Si leur base ne change pas, les développeurs ont privilégié l’immersion en modélisant votre joueur ou votre entraîneur dans sa vie de tous les jours. En mode Vers une légende, votre entraîneur vous donnera des objectifs à atteindre tandis que dans la Ligue des Masters c’est le président du club qui vous pourrit la vie en imposant des choix de joueurs ou en exigeant certains transferts pas toujours judicieux. A vous aussi de gérer la communication avec votre capricieux effectif ! L’interface bénéficie également d’un relookage plus esthétique que fonctionnel puisque le joueur reste sur des bases connues. L’austérité demeure donc de rigueur.

Les réalités du terrain


PES 2012 apporte quelques nouveautés agréables à l’œil avec des footballeurs finement modélisés. Corpulences et visages affichent un certain réalisme. Les animations aussi se montrent plus détaillées et surtout plus variées. Un défenseur n’hésitera pas à lancer sa jambe comme il peut pour dévier un tir catapulté vers le but. D’ailleurs, il arrive à l’intelligence artificielle (IA) de se jeter seule ou de lancer un tacle désespéré sans que le joueur ne le demande. De quoi renforcer l’immersion, même si Konami ne parvient pas à totalement combler son retard. Surtout, la grosse nouveauté réside dans l’IA adaptive (Active AI) qui permet des situations de jeu plus crédibles. Avec les bons réglages offensifs, les latéraux acceptent enfin de monter et les centres dans le vide, sans personne pour les récupérer, se montrent plus rares. Si l’attaque tente d’exploiter la moindre brèche en s’y engouffrant, la défense, elle, resserre ses lignes. Chaque équipe possède vraiment un style de jeu : passer de l’Inter à Arsenal offre des sensations réellement différentes et des types de jeu plus conformes à ceux des vraies équipes. Pour peaufiner vos tactiques, sachez que l’interface permet dorénavant de définir quatre formations prédéterminées et de passer de l’une à l’autre en plein match. Le stick droit, lui, autorise le contrôle d’un autre joueur que le porteur du ballon. Ainsi, il offre l’opportunité de sélectionner un partenaire et de lui demander de déclencher une course.

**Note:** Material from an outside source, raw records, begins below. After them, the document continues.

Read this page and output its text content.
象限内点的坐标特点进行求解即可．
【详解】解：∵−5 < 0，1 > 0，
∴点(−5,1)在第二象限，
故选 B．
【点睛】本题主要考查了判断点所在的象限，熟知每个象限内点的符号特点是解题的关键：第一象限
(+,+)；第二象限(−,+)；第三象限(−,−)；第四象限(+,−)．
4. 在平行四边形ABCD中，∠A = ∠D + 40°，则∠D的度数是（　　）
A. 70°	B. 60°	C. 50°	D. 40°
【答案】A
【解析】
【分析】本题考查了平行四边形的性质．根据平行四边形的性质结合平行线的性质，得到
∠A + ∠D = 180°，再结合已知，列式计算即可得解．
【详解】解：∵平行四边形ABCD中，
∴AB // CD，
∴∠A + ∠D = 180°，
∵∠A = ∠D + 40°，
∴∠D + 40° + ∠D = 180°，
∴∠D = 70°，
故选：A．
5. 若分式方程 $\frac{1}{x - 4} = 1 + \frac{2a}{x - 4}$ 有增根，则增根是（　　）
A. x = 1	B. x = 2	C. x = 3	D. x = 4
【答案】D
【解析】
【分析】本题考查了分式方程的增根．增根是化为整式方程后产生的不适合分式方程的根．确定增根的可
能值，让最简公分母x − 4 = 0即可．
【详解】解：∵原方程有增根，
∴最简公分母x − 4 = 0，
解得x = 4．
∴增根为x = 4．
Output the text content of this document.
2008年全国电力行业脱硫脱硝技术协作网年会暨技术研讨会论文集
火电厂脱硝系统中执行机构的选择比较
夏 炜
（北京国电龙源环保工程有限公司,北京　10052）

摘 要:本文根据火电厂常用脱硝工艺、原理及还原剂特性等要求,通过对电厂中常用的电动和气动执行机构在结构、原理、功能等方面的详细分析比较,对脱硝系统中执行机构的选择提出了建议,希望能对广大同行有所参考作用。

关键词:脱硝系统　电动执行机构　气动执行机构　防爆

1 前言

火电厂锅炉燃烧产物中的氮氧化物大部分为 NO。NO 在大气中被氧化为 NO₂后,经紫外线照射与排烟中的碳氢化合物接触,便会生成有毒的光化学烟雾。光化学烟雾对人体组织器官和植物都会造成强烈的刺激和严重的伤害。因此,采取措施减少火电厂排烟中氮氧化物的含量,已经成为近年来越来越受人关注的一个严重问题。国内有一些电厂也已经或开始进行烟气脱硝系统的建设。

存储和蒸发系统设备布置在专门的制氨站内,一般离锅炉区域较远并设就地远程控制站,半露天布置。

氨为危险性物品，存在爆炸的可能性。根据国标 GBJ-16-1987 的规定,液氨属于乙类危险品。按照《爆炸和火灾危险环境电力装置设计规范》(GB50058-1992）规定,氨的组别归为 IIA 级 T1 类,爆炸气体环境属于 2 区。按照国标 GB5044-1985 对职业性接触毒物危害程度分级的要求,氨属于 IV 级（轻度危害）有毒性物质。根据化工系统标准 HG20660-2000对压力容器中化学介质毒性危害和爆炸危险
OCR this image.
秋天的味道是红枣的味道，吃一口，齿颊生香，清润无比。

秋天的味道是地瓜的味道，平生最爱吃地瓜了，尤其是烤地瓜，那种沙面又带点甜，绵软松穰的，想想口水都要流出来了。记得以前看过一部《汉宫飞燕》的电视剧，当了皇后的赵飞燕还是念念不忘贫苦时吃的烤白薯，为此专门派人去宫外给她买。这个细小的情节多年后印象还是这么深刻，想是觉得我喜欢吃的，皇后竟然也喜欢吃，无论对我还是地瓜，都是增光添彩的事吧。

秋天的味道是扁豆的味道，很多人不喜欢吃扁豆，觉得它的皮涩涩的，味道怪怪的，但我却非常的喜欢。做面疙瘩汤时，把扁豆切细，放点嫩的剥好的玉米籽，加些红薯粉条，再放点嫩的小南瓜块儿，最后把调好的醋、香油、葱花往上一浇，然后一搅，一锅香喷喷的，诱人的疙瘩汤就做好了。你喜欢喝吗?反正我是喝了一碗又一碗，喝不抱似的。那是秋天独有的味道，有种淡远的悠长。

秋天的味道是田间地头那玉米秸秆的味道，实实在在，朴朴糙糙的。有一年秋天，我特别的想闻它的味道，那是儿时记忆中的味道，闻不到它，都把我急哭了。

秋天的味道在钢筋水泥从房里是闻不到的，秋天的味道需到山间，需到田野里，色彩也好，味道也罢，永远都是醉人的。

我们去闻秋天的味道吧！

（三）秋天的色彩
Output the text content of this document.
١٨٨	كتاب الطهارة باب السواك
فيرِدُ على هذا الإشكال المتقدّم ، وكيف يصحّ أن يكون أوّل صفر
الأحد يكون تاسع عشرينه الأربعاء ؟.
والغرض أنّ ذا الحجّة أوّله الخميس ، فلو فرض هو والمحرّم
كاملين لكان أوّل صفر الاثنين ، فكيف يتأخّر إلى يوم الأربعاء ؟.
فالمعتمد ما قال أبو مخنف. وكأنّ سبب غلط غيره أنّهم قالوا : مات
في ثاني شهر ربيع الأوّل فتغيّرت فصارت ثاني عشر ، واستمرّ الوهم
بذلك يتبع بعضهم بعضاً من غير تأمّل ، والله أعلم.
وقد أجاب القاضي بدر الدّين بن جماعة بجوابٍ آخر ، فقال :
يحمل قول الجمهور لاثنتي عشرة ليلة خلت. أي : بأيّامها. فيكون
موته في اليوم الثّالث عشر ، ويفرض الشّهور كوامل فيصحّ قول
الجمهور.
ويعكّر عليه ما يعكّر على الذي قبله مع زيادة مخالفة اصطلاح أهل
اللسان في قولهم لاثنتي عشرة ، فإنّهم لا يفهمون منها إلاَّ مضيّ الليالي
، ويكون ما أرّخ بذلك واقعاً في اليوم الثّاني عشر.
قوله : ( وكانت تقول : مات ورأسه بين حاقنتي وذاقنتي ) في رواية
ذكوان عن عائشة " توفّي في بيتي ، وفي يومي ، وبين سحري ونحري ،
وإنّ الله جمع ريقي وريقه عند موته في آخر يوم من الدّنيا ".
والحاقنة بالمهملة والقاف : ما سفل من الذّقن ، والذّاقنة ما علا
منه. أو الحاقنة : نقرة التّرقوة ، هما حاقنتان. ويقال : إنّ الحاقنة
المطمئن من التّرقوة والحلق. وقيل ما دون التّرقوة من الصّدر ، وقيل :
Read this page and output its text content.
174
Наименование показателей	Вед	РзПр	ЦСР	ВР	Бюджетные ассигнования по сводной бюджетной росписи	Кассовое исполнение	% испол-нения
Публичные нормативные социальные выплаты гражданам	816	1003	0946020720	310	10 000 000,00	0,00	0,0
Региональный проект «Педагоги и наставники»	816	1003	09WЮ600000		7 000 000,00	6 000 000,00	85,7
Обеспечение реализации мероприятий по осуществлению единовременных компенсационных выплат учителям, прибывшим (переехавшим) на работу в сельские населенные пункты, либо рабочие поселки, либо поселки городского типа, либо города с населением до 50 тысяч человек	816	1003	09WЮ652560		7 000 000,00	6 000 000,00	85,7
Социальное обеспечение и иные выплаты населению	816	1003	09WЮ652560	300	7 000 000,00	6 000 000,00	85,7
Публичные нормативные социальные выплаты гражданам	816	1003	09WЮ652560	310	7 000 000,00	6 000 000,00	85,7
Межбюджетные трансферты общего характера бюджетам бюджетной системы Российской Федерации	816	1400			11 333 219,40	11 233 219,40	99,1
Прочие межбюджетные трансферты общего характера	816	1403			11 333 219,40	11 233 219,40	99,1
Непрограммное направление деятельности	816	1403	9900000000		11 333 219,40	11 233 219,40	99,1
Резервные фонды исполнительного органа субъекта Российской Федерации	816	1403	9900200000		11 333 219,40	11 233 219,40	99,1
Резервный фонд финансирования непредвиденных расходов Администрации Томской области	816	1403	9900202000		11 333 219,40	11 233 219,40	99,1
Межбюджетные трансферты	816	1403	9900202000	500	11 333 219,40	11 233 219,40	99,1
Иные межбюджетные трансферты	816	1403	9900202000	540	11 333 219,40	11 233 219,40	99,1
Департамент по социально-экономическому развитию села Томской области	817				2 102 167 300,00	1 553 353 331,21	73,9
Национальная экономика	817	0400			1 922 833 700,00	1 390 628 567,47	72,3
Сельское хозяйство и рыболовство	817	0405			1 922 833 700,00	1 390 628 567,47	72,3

Sur coup de pied arrêté, libre à vous de choisir qui réceptionnera le ballon et de le déplacer en conséquence.

Complexité

En dépit de progrès rendant cet épisode agréable à l’œil et très solide tactiquement, PES conserve des points qui agacent toujours. Outre le classique but des arrêts de jeu, on traverse des moments de solitude et d’impuissance face à des contres favorables à l’IA qui se succèdent à la pelle. Et que dire de cette tendance fâcheuse qu’a le cuir à coller aux pieds de l’adversaire virtuel ? De l’arbitrage toujours imparfait ? Les contrôles saccadés rendent particulièrement tendu le moindre dribble qui exige un timing digne d’un ordinateur pour réussir le bon geste. Défendre est aussi devenu plus dur puisqu’il faut presser le bouton au bon moment pour s’emparer de la balle. Et il n’est pas rare de voir l’IA vous endormir sur place. PES 2012 est donc un titre complexe et exigeant. Au niveau de difficulté maximale, il peut être d’autant plus frustrant qu’une partie de l’action semble échapper au joueur. Comment expliquer qu’on puisse coller 3-0 au Real avant de manger 4-1 contre… le PSG ? L’arrivée de Javier Pastore ? Il ne figurait pas parmi les joueurs du club dans la version testée.

Une nouvelle ère

Première surprise de taille cette année pour la licence, la figure de proue du jeu n’est plus le très emblématique Lionel Messi qui enfile les buts comme les ballons d’or, mais une autre star de la Liga, le portugais Cristiano Ronaldo. Un choix qui pourra provoquer des réactions différentes auprès des joueurs pour peu que la star les agacent ou les émerveillent lors de ses matchs. Mais ce choix, en plus d’être simplement marketing, montre à lui seul la volonté d’entrer dans une nouvelle ère du côté des équipes de Seabass.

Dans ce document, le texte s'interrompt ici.